To those in the ship repair and vessel owning business, it will not come as surprise to learn that there was no written contract between the shipyard and the vessel owner. Rather, the vessel was delivered to the shipyard, there were discussions between the shipyard's production superintendent and the owner's port engineer and sometime thereafter a work order was issued by the vessel owner and delivered to the shipyard. The work order was signed by neither the shipyard nor the vessel owner and it did not detail the terms and conditions under which the described repair work was to be done. Rather, the work order referred to the shipowner's standard terms and conditions for repair work and stated that they could be accessed on the vessel owner's website. Unfortunately, the instructions on how to access the terms and conditions in the work order were incorrect.
There is no statute of frauds in maritime law so the Court had no problem with the absence of a signed contract. The Court also noted that maritime law has a broad incorporation by reference rule so that the owner's terms and conditions on its website could become part of the repair contract between the parties. The Court also noted that it is well settled law that a contract to repair a vessel is a maritime contract. Interestingly, it is equally well settled that contracts for the construction of a vessel or the sale of a vessel are not maritime contracts. Go figure.

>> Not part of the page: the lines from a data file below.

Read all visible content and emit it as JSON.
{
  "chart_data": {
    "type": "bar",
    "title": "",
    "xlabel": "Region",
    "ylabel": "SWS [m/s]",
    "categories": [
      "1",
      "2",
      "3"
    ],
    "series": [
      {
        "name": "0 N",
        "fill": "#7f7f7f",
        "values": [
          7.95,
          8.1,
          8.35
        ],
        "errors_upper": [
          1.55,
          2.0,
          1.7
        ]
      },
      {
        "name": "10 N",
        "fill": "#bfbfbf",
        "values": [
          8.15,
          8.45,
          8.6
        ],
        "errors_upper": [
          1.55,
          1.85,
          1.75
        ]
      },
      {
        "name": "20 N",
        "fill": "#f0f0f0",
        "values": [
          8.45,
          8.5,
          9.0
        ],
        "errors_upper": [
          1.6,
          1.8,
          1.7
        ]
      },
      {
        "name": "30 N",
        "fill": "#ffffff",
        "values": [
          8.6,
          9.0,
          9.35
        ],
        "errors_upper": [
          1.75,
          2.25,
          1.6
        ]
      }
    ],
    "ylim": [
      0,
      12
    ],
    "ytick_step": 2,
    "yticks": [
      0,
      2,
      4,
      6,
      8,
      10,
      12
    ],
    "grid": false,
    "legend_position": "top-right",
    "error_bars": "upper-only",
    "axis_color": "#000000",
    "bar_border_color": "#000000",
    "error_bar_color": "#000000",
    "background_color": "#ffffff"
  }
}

The Court noted that the reference in the work order to the method of accessing the terms and conditions was incorrect but decided that it was still possible for outsiders to access the terms and conditions by alternative means and that by these means such terms and conditions could be reviewed even if they were in four point type (for comparison, this alert is in 10 point type). Although the trial court had found that the shipyard had not actually accessed the website to determine the owner's terms and conditions, the Court held that it could have and was therefore bound by such terms and conditions. Further, the Court noted that the parties' relatively short course of dealing (eight prior minor repair jobs) in which the same reference to the website terms was used supported its holding that such terms constituted part of the contract.
The terms and conditions on the website required that the shipyard indemnify the shipowner against just the type of liability complained of in this case and also required the shipyard to name the vessel owner as an additional insured under its policies.
The Court then considered the procedures the shipyard's insurance company had established to add parties as named insureds and decided that the shipyard had not complied with these procedures. These procedures boiled down to informing the insurance company of the name and address of any parties to be made additional insureds.
Therefore, the Court decided that the shipyard did have a contractual indemnity obligation and that it also had a contractual obligation to add the vessel owner to its policy, which obligation it had breached. However, the insurance company was off the hook because of the shipyard's failure to comply with its procedures.
The moral of this story may be that in today's internet driven economy it is acceptable to incorporate standard terms and conditions into maritime contracts by reference to material available only on your corporate website. However, in order to avoid disputes as to how these materials can be accessed, it is probably best not to misstate in your purchase orders or work orders how the terms and conditions are to be accessed and it is probably not a good idea to put those terms and conditions in very small print.
On the other hand, although this case indicates that you can impose standard terms and conditions on counterparties to maritime contracts by reference to your website, if you want to make sure that those conditions dealing with insurance coverage have been complied with, you should get independent confirmation from the insurance company (or a broker) that the coverage has been properly placed.